24. The apparatus according to claim 18, characterized in that the one or more capacitors are of the two-cylinder type, in which there is an interspace, in which the gas to be ionized flows, between the two coaxial cylinders which comprise the plates of the one or more capacitors.

25. The apparatus according to claim 24, characterized in that the two-cylinder capacitor is constituted by two regions, a proximal one and a distal one with respect to the direction of the flow of gas, wherein the two regions are physically distinct, are arranged in series with respect to the flow of the gas, and are separated by a partition which is perforated and electrically insulating; further characterized in that each of the two regions is in turn constituted by two internally hollow cylinders, in which the cylinder having the smaller diameter is inserted within the cylinder having the larger diameter, wherein between the two coaxial cylinders there is an interspace in which the gas to be ionized flows; further characterized in that the distal portion of the interspace in the proximal region of the capacitor is in fluid connection with the proximal portion of the distal region by means of the hole in the insulating partition, the proximal portion of the interspace in the proximal region containing a point for the inflow of the gas into the capacitor, the distal portion of the interspace in the distal region containing a point for the outflow of the ionized gas from the capacitor and being connected to the means IV); further characterized in that the two outer cylinders of the ionizing and ozonizing regions have mutually identical diameters and the two inner cylinders of the ionizing and ozonizing regions have mutually identical diameters.

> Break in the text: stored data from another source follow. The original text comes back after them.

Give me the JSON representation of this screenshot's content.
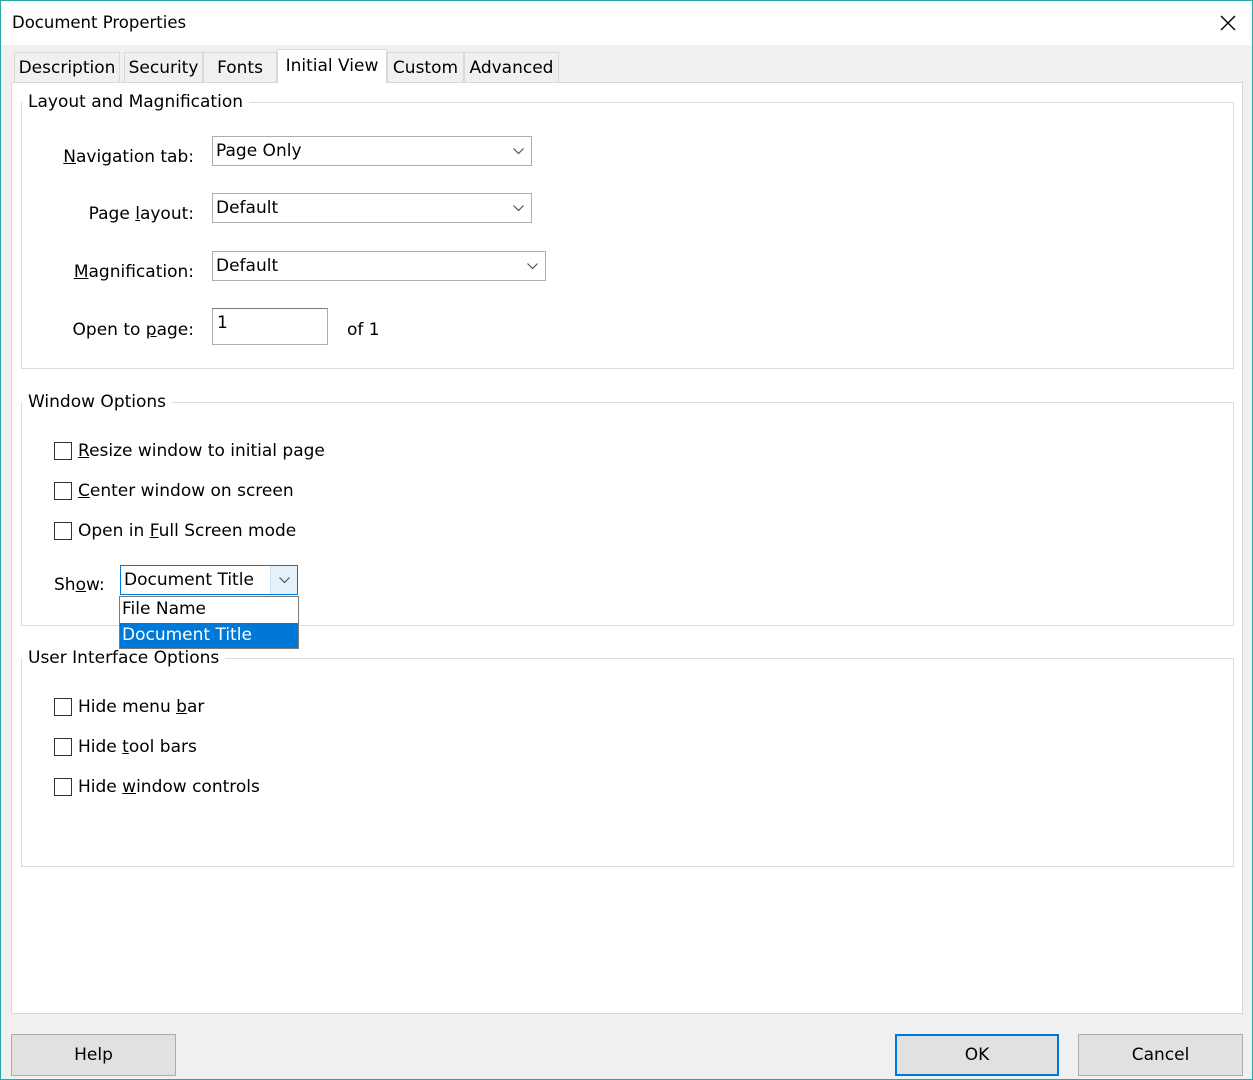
{
  "window": {
    "title": "Document Properties"
  },
  "tabs": [
    {
      "label": "Description"
    },
    {
      "label": "Security"
    },
    {
      "label": "Fonts"
    },
    {
      "label": "Initial View"
    },
    {
      "label": "Custom"
    },
    {
      "label": "Advanced"
    }
  ],
  "layout_group": {
    "title": "Layout and Magnification",
    "navigation_tab": {
      "label": "Navigation tab:",
      "value": "Page Only"
    },
    "page_layout": {
      "label": "Page layout:",
      "value": "Default"
    },
    "magnification": {
      "label": "Magnification:",
      "value": "Default"
    },
    "open_to_page": {
      "label": "Open to page:",
      "value": "1",
      "of_text": "of 1"
    }
  },
  "window_group": {
    "title": "Window Options",
    "resize": {
      "label": "Resize window to initial page",
      "checked": false
    },
    "center": {
      "label": "Center window on screen",
      "checked": false
    },
    "fullscreen": {
      "label": "Open in Full Screen mode",
      "checked": false
    },
    "show": {
      "label": "Show:",
      "value": "Document Title",
      "options": [
        "File Name",
        "Document Title"
      ],
      "highlighted": "Document Title"
    }
  },
  "ui_group": {
    "title": "User Interface Options",
    "hide_menu": {
      "label": "Hide menu bar",
      "checked": false
    },
    "hide_toolbars": {
      "label": "Hide tool bars",
      "checked": false
    },
    "hide_window_controls": {
      "label": "Hide window controls",
      "checked": false
    }
  },
  "buttons": {
    "help": "Help",
    "ok": "OK",
    "cancel": "Cancel"
  },
  "colors": {
    "accent": "#0078d7",
    "window_border": "#2aa6a6",
    "dialog_bg": "#f0f0f0"
  },
  "icons": {
    "close": "close-icon",
    "combo_arrow": "chevron-down-icon"
  }
}
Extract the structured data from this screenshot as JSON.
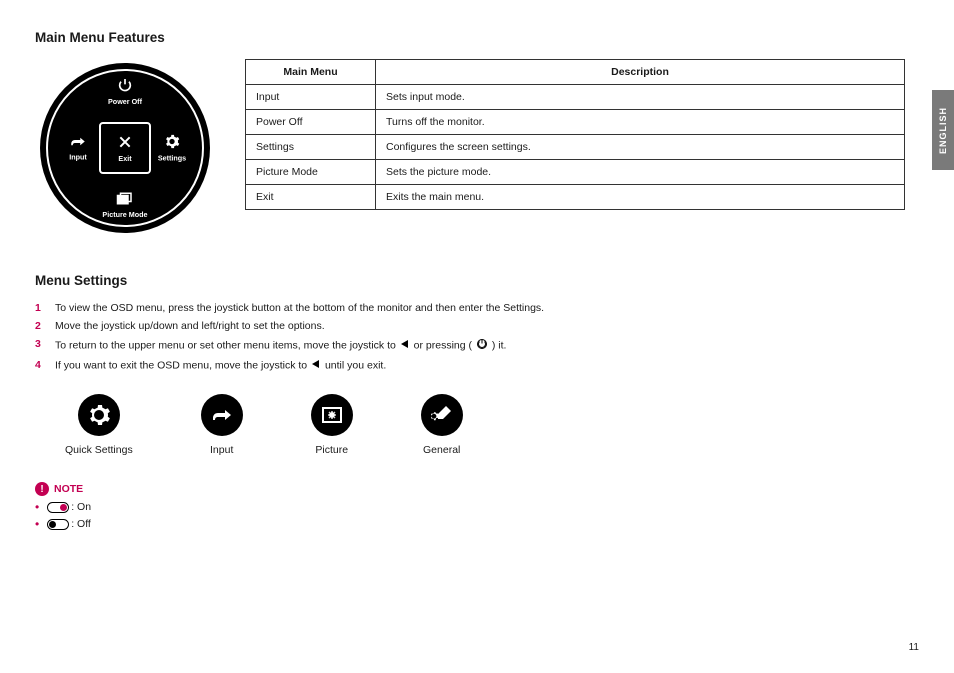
{
  "language_tab": "ENGLISH",
  "page_number": "11",
  "section1_title": "Main Menu Features",
  "dial": {
    "top": {
      "icon": "power-icon",
      "label": "Power Off"
    },
    "left": {
      "icon": "input-icon",
      "label": "Input"
    },
    "right": {
      "icon": "gear-icon",
      "label": "Settings"
    },
    "bottom": {
      "icon": "picture-mode-icon",
      "label": "Picture Mode"
    },
    "center": {
      "icon": "close-x-icon",
      "label": "Exit"
    }
  },
  "table": {
    "head_left": "Main Menu",
    "head_right": "Description",
    "rows": [
      {
        "name": "Input",
        "desc": "Sets input mode."
      },
      {
        "name": "Power Off",
        "desc": "Turns off the monitor."
      },
      {
        "name": "Settings",
        "desc": "Configures the screen settings."
      },
      {
        "name": "Picture Mode",
        "desc": "Sets the picture mode."
      },
      {
        "name": "Exit",
        "desc": "Exits the main menu."
      }
    ]
  },
  "section2_title": "Menu Settings",
  "instructions": [
    {
      "n": "1",
      "text_a": "To view the OSD menu, press the joystick button at the bottom of the monitor and then enter the Settings."
    },
    {
      "n": "2",
      "text_a": "Move the joystick up/down and left/right to set the options."
    },
    {
      "n": "3",
      "text_a": "To return to the upper menu or set other menu items, move the joystick to ",
      "icon1": "triangle-left-icon",
      "text_b": " or pressing (",
      "icon2": "joystick-icon",
      "text_c": ") it."
    },
    {
      "n": "4",
      "text_a": "If you want to exit the OSD menu, move the joystick to ",
      "icon1": "triangle-left-icon",
      "text_b": " until you exit."
    }
  ],
  "icon_row": [
    {
      "icon": "quick-settings-icon",
      "label": "Quick Settings"
    },
    {
      "icon": "input-icon",
      "label": "Input"
    },
    {
      "icon": "picture-icon",
      "label": "Picture"
    },
    {
      "icon": "general-icon",
      "label": "General"
    }
  ],
  "note": {
    "title": "NOTE",
    "on_label": ": On",
    "off_label": ": Off"
  }
}
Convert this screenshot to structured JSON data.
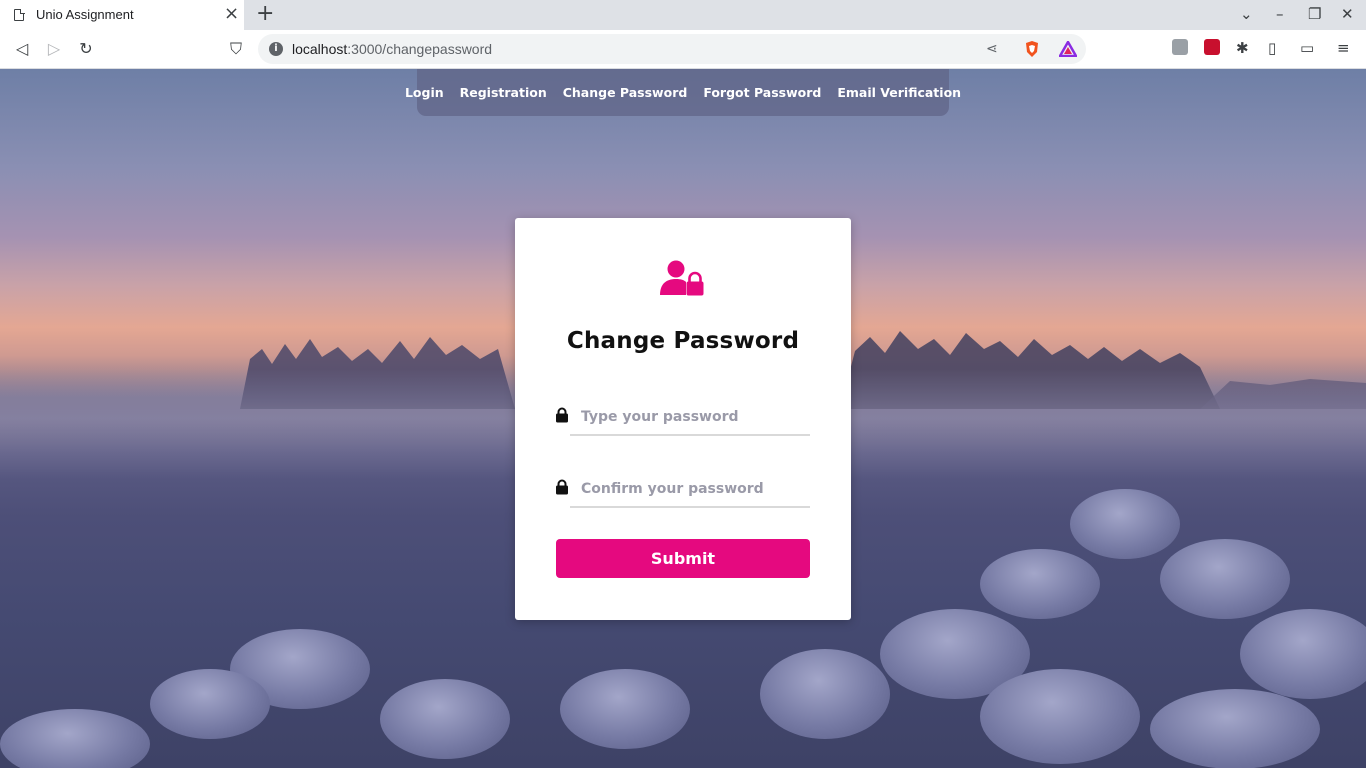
{
  "browser": {
    "tab_title": "Unio Assignment",
    "url_host": "localhost",
    "url_path": ":3000/changepassword"
  },
  "nav": {
    "links": [
      "Login",
      "Registration",
      "Change Password",
      "Forgot Password",
      "Email Verification"
    ]
  },
  "card": {
    "icon": "user-lock-icon",
    "title": "Change Password",
    "password_placeholder": "Type your password",
    "confirm_placeholder": "Confirm your password",
    "submit_label": "Submit"
  },
  "colors": {
    "accent": "#e5097f",
    "nav_background": "#5f6487",
    "card_background": "#ffffff"
  }
}
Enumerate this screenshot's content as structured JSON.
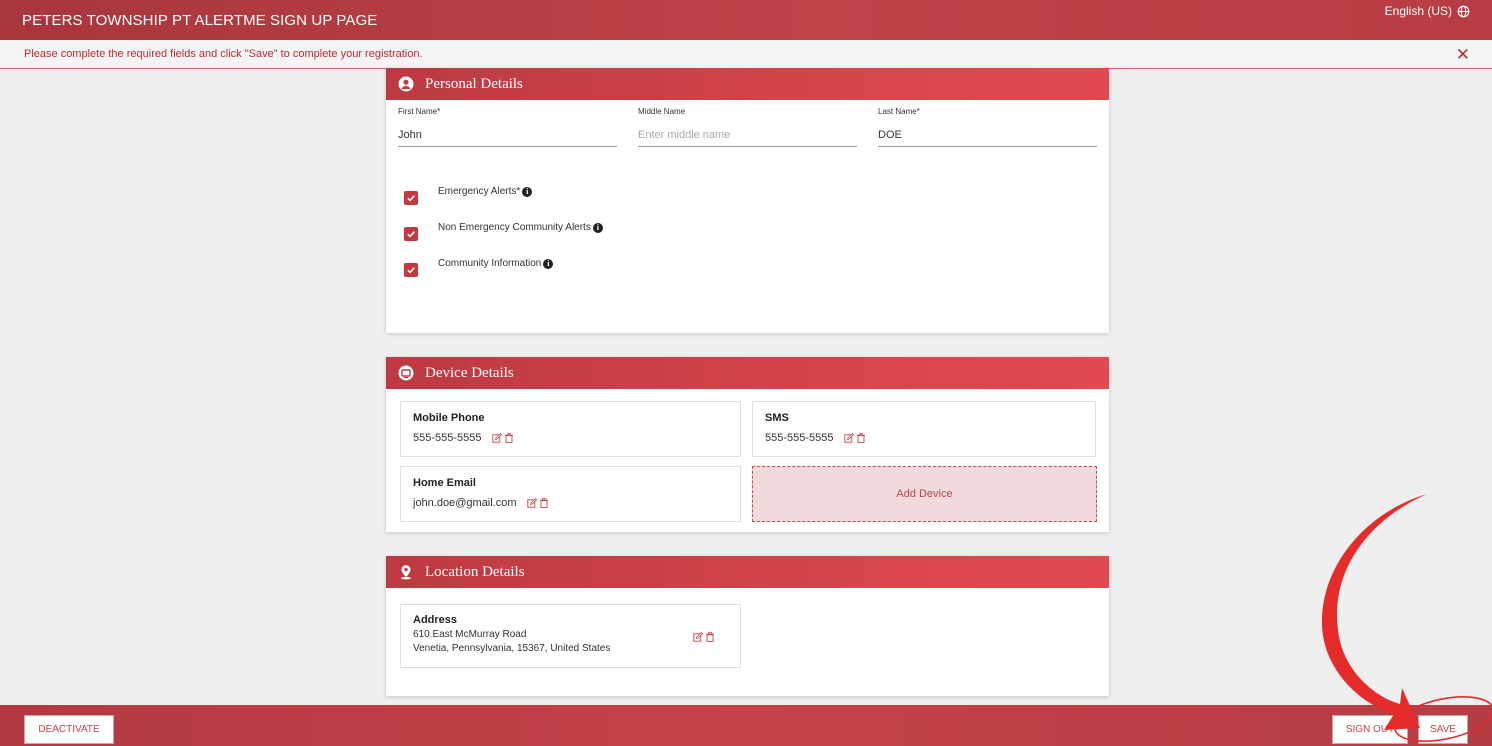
{
  "header": {
    "title": "PETERS TOWNSHIP PT ALERTME SIGN UP PAGE",
    "language": "English (US)"
  },
  "notice": {
    "message": "Please complete the required fields and click \"Save\" to complete your registration.",
    "close_glyph": "✕"
  },
  "personal": {
    "title": "Personal Details",
    "first_name": {
      "label": "First Name*",
      "value": "John"
    },
    "middle_name": {
      "label": "Middle Name",
      "placeholder": "Enter middle name"
    },
    "last_name": {
      "label": "Last Name*",
      "value": "DOE"
    },
    "alerts": [
      {
        "label": "Emergency Alerts*",
        "checked": true
      },
      {
        "label": "Non Emergency Community Alerts",
        "checked": true
      },
      {
        "label": "Community Information",
        "checked": true
      }
    ]
  },
  "devices": {
    "title": "Device Details",
    "items": [
      {
        "type": "Mobile Phone",
        "value": "555-555-5555"
      },
      {
        "type": "SMS",
        "value": "555-555-5555"
      },
      {
        "type": "Home Email",
        "value": "john.doe@gmail.com"
      }
    ],
    "add_label": "Add Device"
  },
  "location": {
    "title": "Location Details",
    "address": {
      "label": "Address",
      "line1": "610 East McMurray Road",
      "line2": "Venetia, Pennsylvania, 15367, United States"
    }
  },
  "footer": {
    "deactivate": "DEACTIVATE",
    "sign_out": "SIGN OUT",
    "save": "SAVE"
  },
  "colors": {
    "brand": "#c0434a",
    "accent": "#e63030"
  }
}
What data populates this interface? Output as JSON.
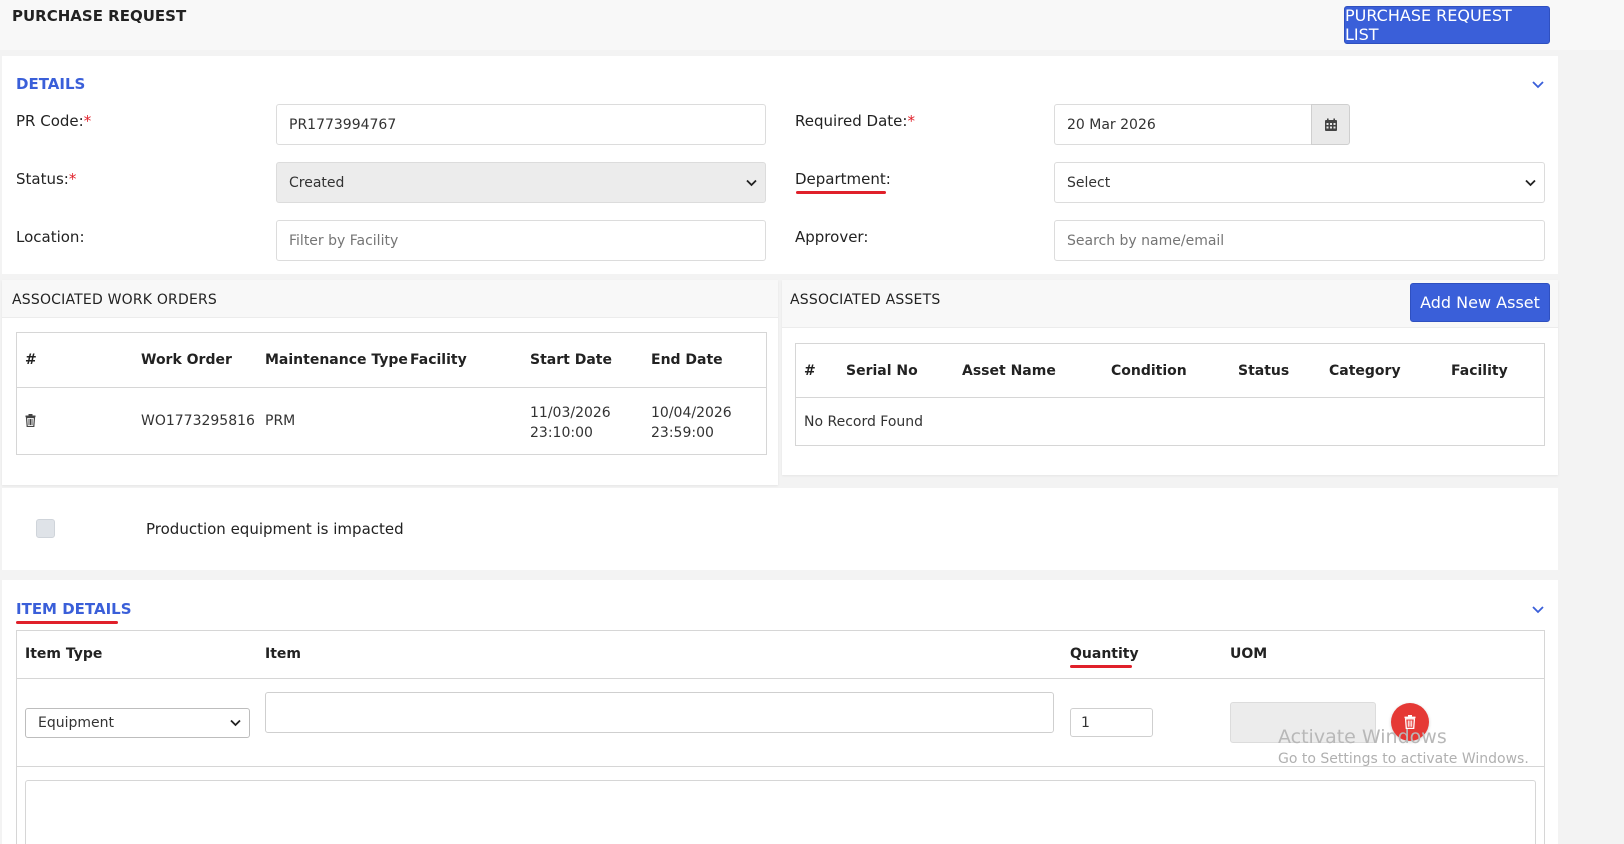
{
  "header": {
    "title": "PURCHASE REQUEST",
    "list_button": "PURCHASE REQUEST LIST"
  },
  "details": {
    "section_title": "DETAILS",
    "pr_code_label": "PR Code:",
    "pr_code_value": "PR1773994767",
    "required_date_label": "Required Date:",
    "required_date_value": "20 Mar 2026",
    "status_label": "Status:",
    "status_value": "Created",
    "department_label": "Department:",
    "department_value": "Select",
    "location_label": "Location:",
    "location_placeholder": "Filter by Facility",
    "approver_label": "Approver:",
    "approver_placeholder": "Search by name/email",
    "required_mark": "*"
  },
  "work_orders": {
    "title": "ASSOCIATED WORK ORDERS",
    "columns": [
      "#",
      "Work Order",
      "Maintenance Type",
      "Facility",
      "Start Date",
      "End Date"
    ],
    "rows": [
      {
        "work_order": "WO1773295816",
        "maintenance_type": "PRM",
        "facility": "",
        "start_date": "11/03/2026",
        "start_time": "23:10:00",
        "end_date": "10/04/2026",
        "end_time": "23:59:00"
      }
    ]
  },
  "assets": {
    "title": "ASSOCIATED ASSETS",
    "add_button": "Add New Asset",
    "columns": [
      "#",
      "Serial No",
      "Asset Name",
      "Condition",
      "Status",
      "Category",
      "Facility"
    ],
    "empty_text": "No Record Found"
  },
  "production": {
    "checkbox_label": "Production equipment is impacted",
    "checked": false
  },
  "item_details": {
    "section_title": "ITEM DETAILS",
    "columns": [
      "Item Type",
      "Item",
      "Quantity",
      "UOM"
    ],
    "row": {
      "item_type": "Equipment",
      "item": "",
      "quantity": "1",
      "uom": ""
    }
  },
  "watermark": {
    "line1": "Activate Windows",
    "line2": "Go to Settings to activate Windows."
  },
  "colors": {
    "accent": "#3a5fd9",
    "required": "#e0202a",
    "delete": "#e53935"
  }
}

26. The apparatus according to claim 24 or claim 25, characterized in that the surfaces of the outer cylinder and of the inner cylinder each comprise a copper lamina, and wherein the lamina located within the inner cylinder is coated with glass.

27. The apparatus according to claim 26, insofar as it depends on claim 25, characterized in that the potential difference between the laminas located within the cylinders in the proximal region is at least 15 kV in modulus, while the potential difference between the laminas located in the cylinders in the distal region is at least 40 kV in modulus.

28. The apparatus according to claim 18, characterized in that the transducer located within the one or more containers III) is a transducer with a power level ranging from 30 to 100 W, with a resonance frequency ranging from 1.4 to 2.0 MHz, with a resonance impedance ranging from 2.0 to 4.0 R, with a capacitance measured at 1 kHz of 2000 pF, and with a life ranging from 6,000 to 10,000 hours.